Under continuous kPAMP exposure, circulating phagocytes—neutrophils, monocytes, and dendritic cells—undergo a process termed “tolerisation.” Tolerised neutrophils (Neu‑T) retain a chemokine‑receptor profile similar to non‑activated cells, allowing them to traffic back to the bone marrow while carrying endocytosed bacterial fragments. Tolerised monocytes (Mo‑T) and dendritic cells (DC‑T) remain in the bloodstream without migrating to lymph nodes or spleen, effectively acting as silent carriers. Because these cells degrade internalised kPAMPs only slowly and incompletely, a subset becomes “R‑phagocytes” (Neu‑R, Mo‑R, DC‑R) that retain intact PG‑Y fragments.

R‑phagocytes travel via the blood to the dermis, where they participate in the homeostatic renewal of resident macrophage and dendritic‑cell pools. Their presence introduces bacterial PAMPs directly into the skin microenvironment, priming local immune cells, promoting cytokine release, and sustaining the characteristic hyper‑proliferative, inflammatory plaque of psoriasis. Consequently, the severity of SPP—reflected by the quantity and activity of R‑phagocytes—determines both the initiation and chronicity of cutaneous lesions.

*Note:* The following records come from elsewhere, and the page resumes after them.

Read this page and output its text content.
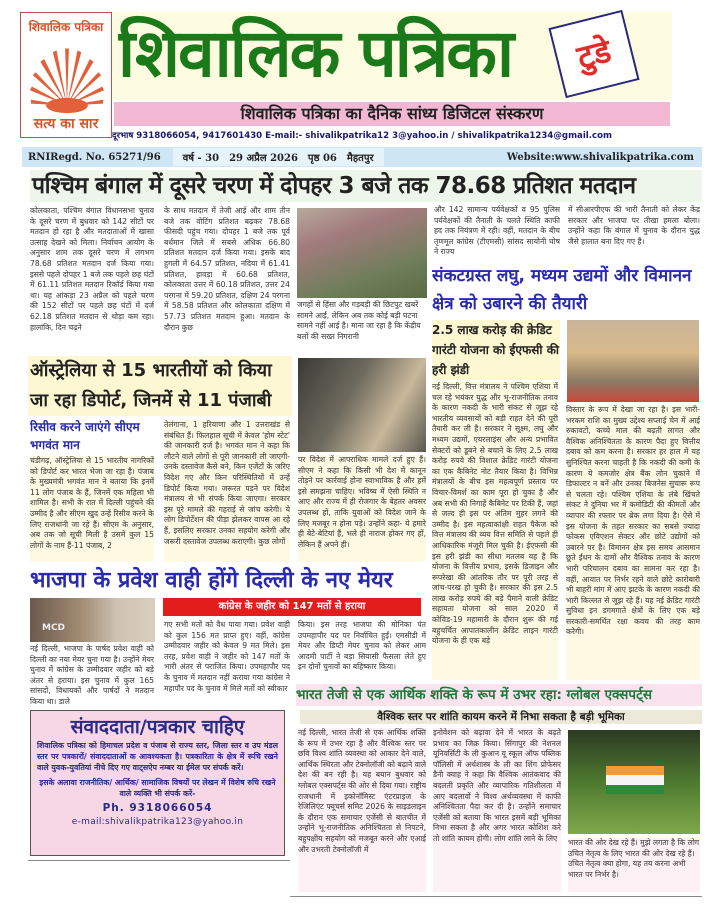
शिवालिक पत्रिका
सत्य का सार
शिवालिक पत्रिका	टुडे
शिवालिक पत्रिका का दैनिक सांध्य डिजिटल संस्करण
दूरभाष 9318066054, 9417601430 E-mail:- shivalikpatrika12 3@yahoo.in / shivalikpatrika1234@gmail.com
RNIRegd. No. 65271/96 वर्ष - 30 29 अप्रैल 2026 पृष्ठ 06 मैहतपुर	Website:www.shivalikpatrika.com
पश्चिम बंगाल में दूसरे चरण में दोपहर 3 बजे तक 78.68 प्रतिशत मतदान
कोलकाता, पश्चिम बंगाल विधानसभा चुनाव के दूसरे चरण में बुधवार को 142 सीटों पर मतदान हो रहा है और मतदाताओं में खासा उत्साह देखने को मिला। निर्वाचन आयोग के अनुसार शाम तक दूसरे चरण में लगभग 78.68 प्रतिशत मतदान दर्ज किया गया। इससे पहले दोपहर 1 बजे तक पहले छह घंटों में 61.11 प्रतिशत मतदान रिकॉर्ड किया गया था। यह आंकड़ा 23 अप्रैल को पहले चरण की 152 सीटों पर पहले छह घंटों में दर्ज 62.18 प्रतिशत मतदान से थोड़ा कम रहा। हालांकि, दिन चढ़ने
के साथ मतदान में तेजी आई और शाम तीन बजे तक वोटिंग प्रतिशत बढ़कर 78.68 फीसदी पहुंच गया। दोपहर 1 बजे तक पूर्व बर्धमान जिले में सबसे अधिक 66.80 प्रतिशत मतदान दर्ज किया गया। इसके बाद हुगली में 64.57 प्रतिशत, नदिया में 61.41 प्रतिशत, हावड़ा में 60.68 प्रतिशत, कोलकाता उत्तर में 60.18 प्रतिशत, उत्तर 24 परगना में 59.20 प्रतिशत, दक्षिण 24 परगना में 58.58 प्रतिशत और कोलकाता दक्षिण में 57.73 प्रतिशत मतदान हुआ। मतदान के दौरान कुछ
जगहों से हिंसा और गड़बड़ी की छिटपुट खबरें सामने आईं, लेकिन अब तक कोई बड़ी घटना सामने नहीं आई है। माना जा रहा है कि केंद्रीय बलों की सख्त निगरानी
और 142 सामान्य पर्यवेक्षकों व 95 पुलिस पर्यवेक्षकों की तैनाती के चलते स्थिति काफी हद तक नियंत्रण में रही। वहीं, मतदान के बीच तृणमूल कांग्रेस (टीएमसी) सांसद सायोनी घोष ने राज्य
में सीआरपीएफ की भारी तैनाती को लेकर केंद्र सरकार और भाजपा पर तीखा हमला बोला। उन्होंने कहा कि बंगाल में चुनाव के दौरान युद्ध जैसे हालात बना दिए गए हैं।
संकटग्रस्त लघु, मध्यम उद्यमों और विमानन क्षेत्र को उबारने की तैयारी
2.5 लाख करोड़ की क्रेडिट गारंटी योजना को ईएफसी की हरी झंडी
नई दिल्ली, वित्त मंत्रालय ने पश्चिम एशिया में चल रहे भयंकर युद्ध और भू-राजनीतिक तनाव के कारण नकदी के भारी संकट से जूझ रहे भारतीय व्यवसायों को बड़ी राहत देने की पूरी तैयारी कर ली है। सरकार ने सूक्ष्म, लघु और मध्यम उद्यमों, एयरलाइंस और अन्य प्रभावित सेक्टरों को डूबने से बचाने के लिए 2.5 लाख करोड़ रुपये की विशाल क्रेडिट गारंटी योजना का एक कैबिनेट नोट तैयार किया है। विभिन्न मंत्रालयों के बीच इस महत्वपूर्ण प्रस्ताव पर विचार-विमर्श का काम पूरा हो चुका है और अब सभी की निगाहें कैबिनेट पर टिकी हैं, जहां से जल्द ही इस पर अंतिम मुहर लगने की उम्मीद है। इस महत्वाकांक्षी राहत पैकेज को वित्त मंत्रालय की व्यय वित्त समिति से पहले ही आधिकारिक मंजूरी मिल चुकी है। ईएफसी की इस हरी झंडी का सीधा मतलब यह है कि योजना के वित्तीय प्रभाव, इसके डिजाइन और रूपरेखा की आंतरिक तौर पर पूरी तरह से जांच-परख हो चुकी है। सरकार की इस 2.5 लाख करोड़ रुपये की बड़े पैमाने वाली क्रेडिट सहायता योजना को साल 2020 में कोविड-19 महामारी के दौरान शुरू की गई बहुचर्चित आपातकालीन क्रेडिट लाइन गारंटी योजना के ही एक बड़े
विस्तार के रूप में देखा जा रहा है। इस भारी-भरकम राशि का मुख्य उद्देश्य सप्लाई चेन में आई रुकावटों, कच्चे माल की बढ़ती लागत और वैश्विक अनिश्चितता के कारण पैदा हुए वित्तीय दबाव को कम करना है। सरकार हर हाल में यह सुनिश्चित करना चाहती है कि नकदी की कमी के कारण ये कमजोर क्षेत्र बैंक लोन चुकाने में डिफाल्टर न बनें और उनका बिजनेस सुचारू रूप से चलता रहे। पश्चिम एशिया के लंबे खिंचते संकट ने दुनिया भर में कमोडिटी की कीमतों और व्यापार की रफ्तार पर ब्रेक लगा दिया है। ऐसे में इस योजना के तहत सरकार का सबसे ज्यादा फोकस एविएशन सेक्टर और छोटे उद्योगों को उबारने पर है। विमानन क्षेत्र इस समय आसमान छूते ईंधन के दामों और वैश्विक तनाव के कारण भारी परिचालन दबाव का सामना कर रहा है। वहीं, आयात पर निर्भर रहने वाले छोटे कारोबारी भी बाहरी मांग में आए झटके के कारण नकदी की भारी किल्लत से जूझ रहे हैं। यह नई क्रेडिट गारंटी सुविधा इन डगमगाते क्षेत्रों के लिए एक बड़े सरकारी-समर्थित रक्षा कवच की तरह काम करेगी।
ऑस्ट्रेलिया से 15 भारतीयों को किया जा रहा डिपोर्ट, जिनमें से 11 पंजाबी
रिसीव करने जाएंगे सीएम भगवंत मान
चंडीगढ़, ऑस्ट्रेलिया से 15 भारतीय नागरिकों को डिपोर्ट कर भारत भेजा जा रहा है। पंजाब के मुख्यमंत्री भगवंत मान ने बताया कि इनमें 11 लोग पंजाब के हैं, जिनमें एक महिला भी शामिल है। सभी के रात में दिल्ली पहुंचने की उम्मीद है और सीएम खुद उन्हें रिसीव करने के लिए राजधानी जा रहे हैं। सीएम के अनुसार, अब तक जो सूची मिली है उसमें कुल 15 लोगों के नाम हैं-11 पंजाब, 2
तेलंगाना, 1 हरियाणा और 1 उत्तराखंड से संबंधित हैं। फिलहाल सूची में केवल 'होम स्टेट' की जानकारी दर्ज है। भगवंत मान ने कहा कि लौटने वाले लोगों से पूरी जानकारी ली जाएगी- उनके दस्तावेज कैसे बने, किन एजेंटों के जरिए विदेश गए और किन परिस्थितियों में उन्हें डिपोर्ट किया गया। जरूरत पड़ने पर विदेश मंत्रालय से भी संपर्क किया जाएगा। सरकार इस पूरे मामले की गहराई से जांच करेगी। ये लोग डिपोर्टेशन की पीड़ा झेलकर वापस आ रहे हैं, इसलिए सरकार उनका सहयोग करेगी और जरूरी दस्तावेज उपलब्ध कराएगी। कुछ लोगों
पर विदेश में आपराधिक मामले दर्ज हुए हैं। सीएम ने कहा कि किसी भी देश में कानून तोड़ने पर कार्रवाई होना स्वाभाविक है और हमें इसे समझना चाहिए। भविष्य में ऐसी स्थिति न आए और राज्य में ही रोजगार के बेहतर अवसर उपलब्ध हों, ताकि युवाओं को विदेश जाने के लिए मजबूर न होना पड़े। उन्होंने कहा- ये हमारे ही बेटे-बेटियां हैं, भले ही नाराज होकर गए हों, लेकिन हैं अपने ही।
भाजपा के प्रवेश वाही होंगे दिल्ली के नए मेयर
MCD
कांग्रेस के जहीर को 147 मतों से हराया
नई दिल्ली, भाजपा के पार्षद प्रवेश वाही को दिल्ली का नया मेयर चुना गया है। उन्होंने मेयर चुनाव में कांग्रेस के उम्मीदवार जहीर को बड़े अंतर से हराया। इस चुनाव में कुल 165 सांसदों, विधायकों और पार्षदों ने मतदान किया था। डाले
गए सभी मतों को वैध पाया गया। प्रवेश वाही को कुल 156 मत प्राप्त हुए। वहीं, कांग्रेस उम्मीदवार जहीर को केवल 9 मत मिले। इस तरह, प्रवेश वाही ने जहीर को 147 मतों के भारी अंतर से पराजित किया। उपमहापौर पद के चुनाव में मतदान नहीं कराया गया कांग्रेस ने महापौर पद के चुनाव में मिले मतों को स्वीकार
किया। इस तरह भाजपा की मोनिका पंत उपमहापौर पद पर निर्वाचित हुईं। एमसीडी में मेयर और डिप्टी मेयर चुनाव को लेकर आम आदमी पार्टी ने बड़ा सियासी फैसला लेते हुए इन दोनों चुनावों का बहिष्कार किया।
भारत तेजी से एक आर्थिक शक्ति के रूप में उभर रहा: ग्लोबल एक्सपर्ट्स
वैश्विक स्तर पर शांति कायम करने में निभा सकता है बड़ी भूमिका
नई दिल्ली, भारत तेजी से एक आर्थिक शक्ति के रूप में उभर रहा है और वैश्विक स्तर पर छवि विश्व शांति व्यवस्था को आकार देने वाले, आर्थिक स्थिरता और टेक्नोलॉजी को बढ़ाने वाले देश की बन रही है। यह बयान बुधवार को ग्लोबल एक्सपर्ट्स की ओर से दिया गया। राष्ट्रीय राजधानी में इकोनॉमिस्ट एंटरप्राइज के रेजिलिएंट फ्यूचर्स समिट 2026 के साइडलाइन के दौरान एक समाचार एजेंसी से बातचीत में उन्होंने भू-राजनीतिक अनिश्चितता से निपटने, बहुपक्षीय सहयोग को मजबूत करने और एआई और उभरती टेक्नोलॉजी में
इनोवेशन को बढ़ावा देने में भारत के बढ़ते प्रभाव का जिक्र किया। सिंगापुर की नेशनल यूनिवर्सिटी के ली कुआन यू स्कूल ऑफ पब्लिक पॉलिसी में अर्थशास्त्र के ली का शिंग प्रोफेसर डैनी क्वाह ने कहा कि वैश्विक आतंकवाद की बदलती प्रकृति और व्यापारिक गतिशीलता में आए बदलावों ने विश्व अर्थव्यवस्था में काफी अनिश्चितता पैदा कर दी है। उन्होंने समाचार एजेंसी को बताया कि भारत इसमें बड़ी भूमिका निभा सकता है और अगर भारत कोशिश करे तो शांति कायम होगी। लोग शांति लाने के लिए	भारत की ओर देख रहे हैं। मुझे लगता है कि लोग उचित नेतृत्व के लिए भारत की ओर देख रहे हैं। उचित नेतृत्व क्या होगा, यह तय करना अभी भारत पर निर्भर है।
संवाददाता/पत्रकार चाहिए
शिवालिक पत्रिका को हिमाचल प्रदेश व पंजाब से राज्य स्तर, जिला स्तर व उप मंडल स्तर पर पत्रकारों/ संवाददाताओं क आवश्यकता है। पत्रकारिता के क्षेत्र में रूचि रखने वाले युवक-युवतियां नीचे दिए गए वाट्सऐप नम्बर या ईमेल पर संपर्क करें।
इसके अलावा राजनीतिक/ आर्थिक/ सामाजिक विषयों पर लेखन में विशेष रुचि रखने वाले व्यक्ति भी संपर्क करें-
Ph. 9318066054
e-mail:shivalikpatrika123@yahoo.in
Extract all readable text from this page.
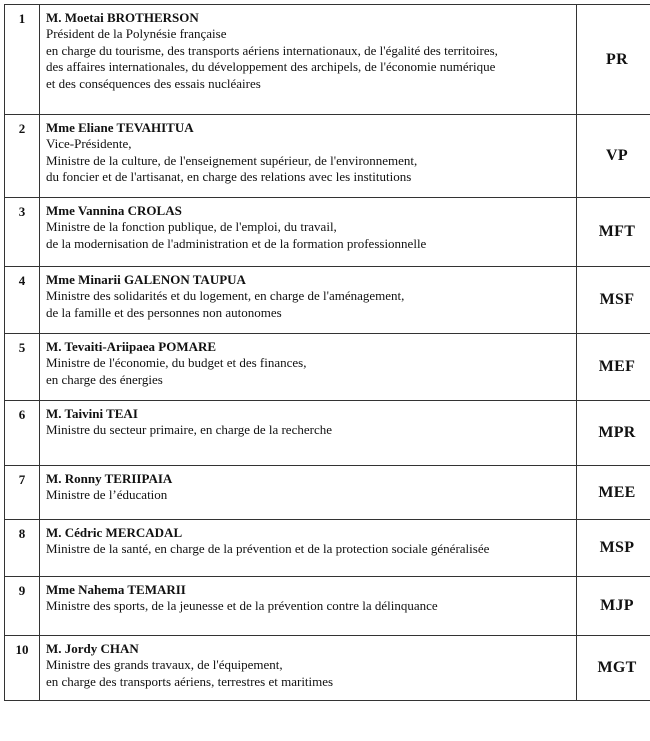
1	M. Moetai BROTHERSON
Président de la Polynésie française
en charge du tourisme, des transports aériens internationaux, de l'égalité des territoires,
des affaires internationales, du développement des archipels, de l'économie numérique
et des conséquences des essais nucléaires	PR
2	Mme Eliane TEVAHITUA
Vice-Présidente,
Ministre de la culture, de l'enseignement supérieur, de l'environnement,
du foncier et de l'artisanat, en charge des relations avec les institutions	VP
3	Mme Vannina CROLAS
Ministre de la fonction publique, de l'emploi, du travail,
de la modernisation de l'administration et de la formation professionnelle	MFT
4	Mme Minarii GALENON TAUPUA
Ministre des solidarités et du logement, en charge de l'aménagement,
de la famille et des personnes non autonomes	MSF
5	M. Tevaiti-Ariipaea POMARE
Ministre de l'économie, du budget et des finances,
en charge des énergies	MEF
6	M. Taivini TEAI
Ministre du secteur primaire, en charge de la recherche	MPR
7	M. Ronny TERIIPAIA
Ministre de l’éducation	MEE
8	M. Cédric MERCADAL
Ministre de la santé, en charge de la prévention et de la protection sociale généralisée	MSP
9	Mme Nahema TEMARII
Ministre des sports, de la jeunesse et de la prévention contre la délinquance	MJP
10	M. Jordy CHAN
Ministre des grands travaux, de l'équipement,
en charge des transports aériens, terrestres et maritimes	MGT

The model also highlights the role of bile‑acid dysregulation. Bile acids normally limit Gram‑negative bacterial overgrowth and maintain mucosal integrity; when their synthesis or enterohepatic circulation is impaired, intestinal permeability rises, Gram‑negative LPS‑producing bacteria proliferate, and the PAMP load intensifies, creating a self‑reinforcing vicious cycle.

Clinical and laboratory observations cited in the paper support the Y‑model: psoriasis patients frequently exhibit increased intestinal permeability, detectable colonisation by specific Gram‑positive PsB strains, elevated serum LPS and PG‑Y levels, and higher frequencies of tolerised phagocytes in peripheral blood. Skin biopsies often reveal macrophages containing bacterial peptidoglycan fragments, consistent with the hypothesised migration of R‑phagocytes.

While the Y‑model offers a unifying framework that connects gut microbiota, systemic immune tolerance, and skin pathology, several gaps remain. Direct identification and functional validation of R‑phagocytes are required, as is quantitative profiling of gut microbiota composition, permeability indices, and bile‑acid metabolites in psoriasis cohorts. Moreover, the molecular mechanisms by which tolerisation preserves chemokine‑receptor expression yet suppresses antimicrobial functions need elucidation.

In summary, the paper redefines psoriasis from a purely dermatological disorder to a systemic disease driven by gut‑derived PAMPs, tolerised immune cells, and disrupted bile‑acid homeostasis. This reconceptualisation opens new therapeutic avenues: restoring intestinal barrier integrity, modulating specific bacterial populations, correcting bile‑acid metabolism, and targeting tolerised R‑phagocytes to prevent their skin infiltration. Future interventional studies testing these strategies could substantially advance the management of psoriasis.